All that said, I don’t think Lorenzen is a bad target, but we should be clear eyed about the limits of that acquisition. He’s a perfectly cromulent option for a veteran bullpen role and even as a multi-inning reliever, and there’s likely some mutually agreeable outcome where you give him 2 years or an option year where his salary escalates based on IP to incentivize stretching him out. But in an offseason where Jed keeps saying they need to add starting pitching and most of us seem to think 2 more SP are needed, I don’t think adding Lorenzen changes that, so you have to be careful about the terms.

Posted

I actually think Lorenzen is a pretty savvy option, but probably for another team. We already have enough "is he actually a starter?" SP candidates. Unless we're planning to do something fairly radical with the back end of the rotation (which I don't necessarily mind) I don't think we should be adding anymore unless it's a pre-FA guy with some minor league options remaining.

 

On a completely different track, I've been thinking about this from Brett yesterday:

 

 

I've generally been ignoring this, wanting to add a Brad Miller or Kyle Seager for 1B/3B and call it a day.
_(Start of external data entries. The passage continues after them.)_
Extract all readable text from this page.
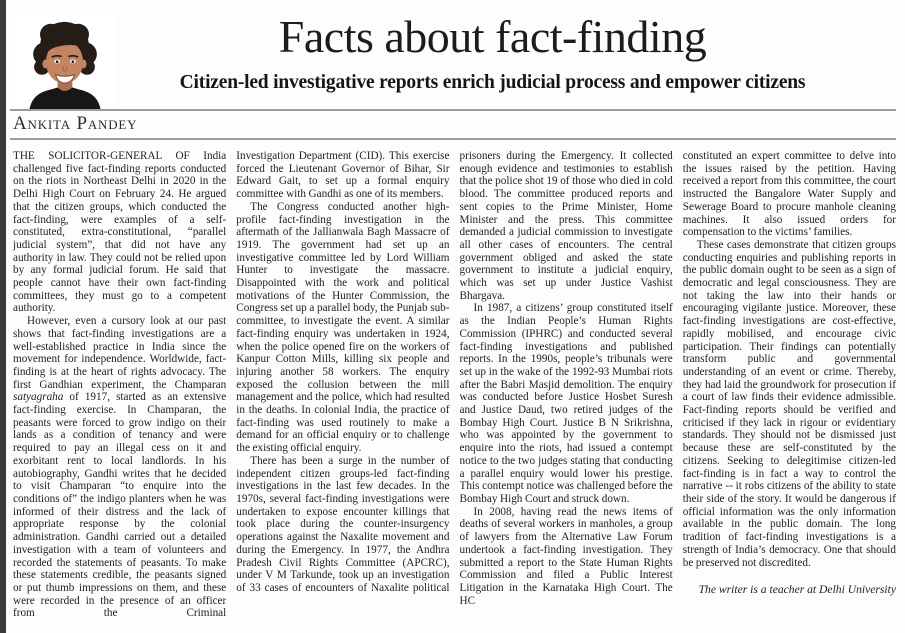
Facts about fact-finding
Citizen-led investigative reports enrich judicial process and empower citizens
Ankita Pandey

THE SOLICITOR-GENERAL OF India challenged five fact-finding reports conducted on the riots in Northeast Delhi in 2020 in the Delhi High Court on February 24. He argued that the citizen groups, which conducted the fact-finding, were examples of a self-constituted, extra-constitutional, “parallel judicial system”, that did not have any authority in law. They could not be relied upon by any formal judicial forum. He said that people cannot have their own fact-finding committees, they must go to a competent authority.

However, even a cursory look at our past shows that fact-finding investigations are a well-established practice in India since the movement for independence. Worldwide, fact-finding is at the heart of rights advocacy. The first Gandhian experiment, the Champaran satyagraha of 1917, started as an extensive fact-finding exercise. In Champaran, the peasants were forced to grow indigo on their lands as a condition of tenancy and were required to pay an illegal cess on it and exorbitant rent to local landlords. In his autobiography, Gandhi writes that he decided to visit Champaran “to enquire into the conditions of” the indigo planters when he was informed of their distress and the lack of appropriate response by the colonial administration. Gandhi carried out a detailed investigation with a team of volunteers and recorded the statements of peasants. To make these statements credible, the peasants signed or put thumb impressions on them, and these were recorded in the presence of an officer from the Criminal

Investigation Department (CID). This exercise forced the Lieutenant Governor of Bihar, Sir Edward Gait, to set up a formal enquiry committee with Gandhi as one of its members.

The Congress conducted another high-profile fact-finding investigation in the aftermath of the Jallianwala Bagh Massacre of 1919. The government had set up an investigative committee led by Lord William Hunter to investigate the massacre. Disappointed with the work and political motivations of the Hunter Commission, the Congress set up a parallel body, the Punjab sub-committee, to investigate the event. A similar fact-finding enquiry was undertaken in 1924, when the police opened fire on the workers of Kanpur Cotton Mills, killing six people and injuring another 58 workers. The enquiry exposed the collusion between the mill management and the police, which had resulted in the deaths. In colonial India, the practice of fact-finding was used routinely to make a demand for an official enquiry or to challenge the existing official enquiry.

There has been a surge in the number of independent citizen groups-led fact-finding investigations in the last few decades. In the 1970s, several fact-finding investigations were undertaken to expose encounter killings that took place during the counter-insurgency operations against the Naxalite movement and during the Emergency. In 1977, the Andhra Pradesh Civil Rights Committee (APCRC), under V M Tarkunde, took up an investigation of 33 cases of encounters of Naxalite political

prisoners during the Emergency. It collected enough evidence and testimonies to establish that the police shot 19 of those who died in cold blood. The committee produced reports and sent copies to the Prime Minister, Home Minister and the press. This committee demanded a judicial commission to investigate all other cases of encounters. The central government obliged and asked the state government to institute a judicial enquiry, which was set up under Justice Vashist Bhargava.

In 1987, a citizens’ group constituted itself as the Indian People’s Human Rights Commission (IPHRC) and conducted several fact-finding investigations and published reports. In the 1990s, people’s tribunals were set up in the wake of the 1992-93 Mumbai riots after the Babri Masjid demolition. The enquiry was conducted before Justice Hosbet Suresh and Justice Daud, two retired judges of the Bombay High Court. Justice B N Srikrishna, who was appointed by the government to enquire into the riots, had issued a contempt notice to the two judges stating that conducting a parallel enquiry would lower his prestige. This contempt notice was challenged before the Bombay High Court and struck down.

In 2008, having read the news items of deaths of several workers in manholes, a group of lawyers from the Alternative Law Forum undertook a fact-finding investigation. They submitted a report to the State Human Rights Commission and filed a Public Interest Litigation in the Karnataka High Court. The HC

constituted an expert committee to delve into the issues raised by the petition. Having received a report from this committee, the court instructed the Bangalore Water Supply and Sewerage Board to procure manhole cleaning machines. It also issued orders for compensation to the victims’ families.

These cases demonstrate that citizen groups conducting enquiries and publishing reports in the public domain ought to be seen as a sign of democratic and legal consciousness. They are not taking the law into their hands or encouraging vigilante justice. Moreover, these fact-finding investigations are cost-effective, rapidly mobilised, and encourage civic participation. Their findings can potentially transform public and governmental understanding of an event or crime. Thereby, they had laid the groundwork for prosecution if a court of law finds their evidence admissible. Fact-finding reports should be verified and criticised if they lack in rigour or evidentiary standards. They should not be dismissed just because these are self-constituted by the citizens. Seeking to delegitimise citizen-led fact-finding is in fact a way to control the narrative -- it robs citizens of the ability to state their side of the story. It would be dangerous if official information was the only information available in the public domain. The long tradition of fact-finding investigations is a strength of India’s democracy. One that should be preserved not discredited.

The writer is a teacher at Delhi University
But like Brett says, Ian Happ is pretty much the only LH batter of consequence in the org above A Ball. And when you start trying to assemble prospective lineups, you can really feel the lack of a LH thumper. So a LH power hitter probably ought to be moved up quite a bit on the offseason priorities list. Corey Seager at SS would be the obvious ideal, but even Matt Olson or Michael Conforto would really scratch the itch. I also wonder about Joey Gallo. There's been a lot of smoke around him, though I don't know if it's real or if the fan base just hates him and is trying to speak a trade into existence.